Een laatste punt dat we aansnijden in ons gesprek met Giancarlo, is het thema duurzaamheid. Dat is namelijk ook een groot voordeel van flashsystemen ten opzichte van harddisks. Tijdens Accelerate stond iemand van Virgin Media O2 op het podium, die het had over een afname van 98 procent in energieverbruik ten opzichte van wat ze hadden staan voordat ze naar Pure overstapten. Uiteraard is een dergelijk rekensommetje afhankelijk van waar je vandaan komt en hoe oud (lees: onzuinig) de apparatuur was. Maar het mag duidelijk zijn dat een significant lager aantal vierkante meters en racks (vanwege de veel hogere dichtheid van DFM-modules ten opzichte van harddisks), gekoppeld aan een inherent lager stroomverbruik een forse besparing op het gebied van energieverbruik kan opleveren.

Duurzaamheid is echter niet overal een even groot thema, geeft Giancarlo aan. Zo speelt het in de VS het voor de meeste klanten nog steeds geen rol. In Europa speelt het daarentegen veel meer. Hij is sowieso behoorlijk kritisch op hoe dit benaderd wordt. Er zijn verschillende formules om een ESG-score te berekenen, maar dat zijn vooral vinkjes die je moet zetten. “Dat is tot op zekere hoogte greenwashing”, oordeelt hij.

Toch kun je met name op het gebied van IT heel harde cijfers noemen. Je hebt een duidelijke lifecycle van een product, onderverdeeld in meerdere scopes. Scope 1-emissies zijn de emissies die volledig onder de controle van Pure vallen, onder Scope 2-emissies valt het bouwen van de producten, waarbij men ook afhankelijk is van andere partijen en Scope 3-emissies zijn er op het moment dat klanten de producten daadwerkelijk gebruiken. Je kunt hier door middel van offsets een positieve draai aan geven, maar dat is geen ‘true metric’, geeft Giancarlo aan. “Het gaat er uiteindelijk allemaal om hoeveel je onderaan de streep verbrandt”, volgens hem. Dat is iets waar met name Europese klanten steeds meer belang aan hechten, volgens hem.

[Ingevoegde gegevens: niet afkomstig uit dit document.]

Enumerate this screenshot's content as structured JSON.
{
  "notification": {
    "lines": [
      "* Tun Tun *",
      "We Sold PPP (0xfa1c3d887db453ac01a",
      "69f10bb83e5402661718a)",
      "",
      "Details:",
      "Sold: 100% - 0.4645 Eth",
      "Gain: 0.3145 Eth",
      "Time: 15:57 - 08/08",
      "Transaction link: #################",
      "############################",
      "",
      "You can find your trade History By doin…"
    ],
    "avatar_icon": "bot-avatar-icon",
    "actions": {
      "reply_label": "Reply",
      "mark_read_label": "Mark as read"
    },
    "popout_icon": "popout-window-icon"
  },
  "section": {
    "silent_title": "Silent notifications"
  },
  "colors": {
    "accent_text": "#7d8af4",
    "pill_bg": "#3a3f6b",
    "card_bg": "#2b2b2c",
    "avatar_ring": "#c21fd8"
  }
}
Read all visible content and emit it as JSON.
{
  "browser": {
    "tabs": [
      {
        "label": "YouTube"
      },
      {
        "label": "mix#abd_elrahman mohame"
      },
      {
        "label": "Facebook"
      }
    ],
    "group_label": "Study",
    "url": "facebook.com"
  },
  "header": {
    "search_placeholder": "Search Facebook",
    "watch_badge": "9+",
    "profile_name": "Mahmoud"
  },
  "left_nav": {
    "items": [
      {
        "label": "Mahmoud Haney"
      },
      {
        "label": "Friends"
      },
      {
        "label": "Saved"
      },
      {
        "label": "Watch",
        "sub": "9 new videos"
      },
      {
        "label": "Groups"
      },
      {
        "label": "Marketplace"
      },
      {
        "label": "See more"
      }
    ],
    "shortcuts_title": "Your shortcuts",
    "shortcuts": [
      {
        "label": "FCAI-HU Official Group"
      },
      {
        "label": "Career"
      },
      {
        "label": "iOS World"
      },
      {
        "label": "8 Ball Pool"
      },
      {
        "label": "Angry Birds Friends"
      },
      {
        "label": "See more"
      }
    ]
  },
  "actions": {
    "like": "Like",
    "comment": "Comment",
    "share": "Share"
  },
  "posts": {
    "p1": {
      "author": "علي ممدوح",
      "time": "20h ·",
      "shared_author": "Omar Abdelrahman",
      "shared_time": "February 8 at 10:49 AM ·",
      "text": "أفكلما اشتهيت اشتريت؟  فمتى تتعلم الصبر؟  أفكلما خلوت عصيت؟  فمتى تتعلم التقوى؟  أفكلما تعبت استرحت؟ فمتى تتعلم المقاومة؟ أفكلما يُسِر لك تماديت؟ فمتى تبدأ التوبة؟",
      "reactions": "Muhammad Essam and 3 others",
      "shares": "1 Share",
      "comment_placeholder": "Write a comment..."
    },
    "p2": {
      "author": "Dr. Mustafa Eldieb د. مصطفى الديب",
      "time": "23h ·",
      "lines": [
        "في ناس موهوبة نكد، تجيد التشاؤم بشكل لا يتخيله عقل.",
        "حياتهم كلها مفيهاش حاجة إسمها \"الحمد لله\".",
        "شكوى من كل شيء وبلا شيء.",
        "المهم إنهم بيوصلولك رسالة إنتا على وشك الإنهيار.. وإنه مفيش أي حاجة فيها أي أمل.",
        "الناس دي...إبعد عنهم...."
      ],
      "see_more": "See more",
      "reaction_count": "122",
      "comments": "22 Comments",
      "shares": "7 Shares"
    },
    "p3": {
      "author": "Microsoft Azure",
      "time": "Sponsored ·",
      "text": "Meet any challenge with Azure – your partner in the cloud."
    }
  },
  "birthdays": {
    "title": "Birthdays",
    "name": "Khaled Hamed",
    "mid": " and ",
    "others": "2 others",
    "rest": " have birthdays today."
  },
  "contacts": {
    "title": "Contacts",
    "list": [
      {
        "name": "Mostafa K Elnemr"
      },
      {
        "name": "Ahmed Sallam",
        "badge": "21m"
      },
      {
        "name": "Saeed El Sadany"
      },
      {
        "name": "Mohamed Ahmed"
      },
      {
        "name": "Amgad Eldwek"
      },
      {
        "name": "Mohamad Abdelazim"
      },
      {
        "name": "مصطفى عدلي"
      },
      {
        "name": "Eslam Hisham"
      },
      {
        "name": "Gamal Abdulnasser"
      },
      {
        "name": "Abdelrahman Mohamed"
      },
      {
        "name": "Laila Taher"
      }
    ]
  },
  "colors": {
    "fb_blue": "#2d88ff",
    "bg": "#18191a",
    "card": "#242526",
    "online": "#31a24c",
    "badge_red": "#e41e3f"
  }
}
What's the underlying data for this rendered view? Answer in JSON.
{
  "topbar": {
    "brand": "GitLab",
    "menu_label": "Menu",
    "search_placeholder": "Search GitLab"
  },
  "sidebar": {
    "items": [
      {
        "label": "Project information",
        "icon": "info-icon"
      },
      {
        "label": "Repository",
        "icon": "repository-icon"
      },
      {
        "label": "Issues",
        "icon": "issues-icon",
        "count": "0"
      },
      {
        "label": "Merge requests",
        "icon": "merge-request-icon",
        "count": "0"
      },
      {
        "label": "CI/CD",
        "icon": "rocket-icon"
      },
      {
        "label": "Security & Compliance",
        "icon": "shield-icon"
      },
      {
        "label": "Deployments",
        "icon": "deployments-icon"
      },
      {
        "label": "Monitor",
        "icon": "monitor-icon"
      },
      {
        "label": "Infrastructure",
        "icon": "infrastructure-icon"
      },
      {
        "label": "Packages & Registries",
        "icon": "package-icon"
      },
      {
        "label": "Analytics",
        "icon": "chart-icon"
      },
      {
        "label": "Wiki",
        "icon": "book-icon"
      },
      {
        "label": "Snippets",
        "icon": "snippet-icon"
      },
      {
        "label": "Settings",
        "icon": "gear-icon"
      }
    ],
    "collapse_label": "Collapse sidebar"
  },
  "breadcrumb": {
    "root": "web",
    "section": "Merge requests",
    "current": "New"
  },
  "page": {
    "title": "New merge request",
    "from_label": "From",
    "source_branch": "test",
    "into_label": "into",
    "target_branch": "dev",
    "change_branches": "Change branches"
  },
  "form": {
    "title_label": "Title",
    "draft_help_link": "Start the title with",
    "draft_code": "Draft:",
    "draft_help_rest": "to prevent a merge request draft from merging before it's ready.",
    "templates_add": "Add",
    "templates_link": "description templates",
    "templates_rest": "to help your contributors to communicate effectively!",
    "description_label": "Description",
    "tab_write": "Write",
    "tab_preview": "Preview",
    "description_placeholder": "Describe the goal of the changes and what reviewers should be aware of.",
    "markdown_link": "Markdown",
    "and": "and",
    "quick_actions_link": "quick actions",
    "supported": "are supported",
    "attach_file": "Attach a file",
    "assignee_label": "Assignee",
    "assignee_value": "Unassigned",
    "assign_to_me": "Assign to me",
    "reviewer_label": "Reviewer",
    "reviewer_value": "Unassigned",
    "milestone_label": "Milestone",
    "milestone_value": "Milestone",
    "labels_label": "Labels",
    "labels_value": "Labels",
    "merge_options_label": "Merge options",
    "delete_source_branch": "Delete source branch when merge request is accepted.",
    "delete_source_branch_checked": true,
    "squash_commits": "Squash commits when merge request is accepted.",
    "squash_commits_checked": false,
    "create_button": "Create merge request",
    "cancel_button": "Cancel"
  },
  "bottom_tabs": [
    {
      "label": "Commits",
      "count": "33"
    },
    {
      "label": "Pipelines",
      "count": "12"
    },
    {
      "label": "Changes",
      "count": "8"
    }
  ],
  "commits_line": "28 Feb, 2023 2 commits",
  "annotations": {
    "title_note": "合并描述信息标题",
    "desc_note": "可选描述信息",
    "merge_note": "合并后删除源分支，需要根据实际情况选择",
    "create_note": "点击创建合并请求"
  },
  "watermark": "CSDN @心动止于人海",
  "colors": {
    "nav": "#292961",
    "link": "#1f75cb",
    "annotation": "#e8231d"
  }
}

Op dit punt heeft Pure dus al best een goed verhaal, getuige het voorbeeld van Virgin Media O2. Maar het kan natuurlijk altijd beter. Pure werkt van oudsher uitsluitend met x86-hardware (lees: Intel Xeon). Kan Arm ook een optie zijn? De doorgaans zeer spontaan antwoordende Giancarlo antwoordt hier zeer voorzichtig op, met een wat mysterieus glimlachje om zijn mond: “We kijken continu naar andere technologieën.” Wat dit precies betekent, moet iedereen voor zichzelf bepalen. Wel geeft hij nog aan dat de controllers in de FlashArrays en FlashBlades het meeste energie verbruiken. Daar valt dus de meeste winst te behalen, want die zijn nog niet volledig geoptimaliseerd op dat vlak.

Op naar 2025

Wij zijn op basis van ons gesprek met Giancarlo (en ons bezoek aan Pure//Accelerate eerder dit jaar) in ieder geval zeer benieuwd naar 2025. Of de keuze dan inderdaad alleen nog maar tussen flash en tape zal gaan, of Pure in de tussentijd alle doelstellingen van de roadmap heeft behaald en of Pure het bij het huidige aanbod kan houden om deze te bereiken, we gaan het allemaal vanzelf meemaken. Het is in ieder geval wel duidelijk dat ook de markt als geheel nog wat stappen moet zetten om een en ander te kunnen realiseren. Dat zal toch vooral de doorslag gaan geven, vermoeden we. Pure lijkt er in ieder geval klaar voor, dat durven we wel te stellen.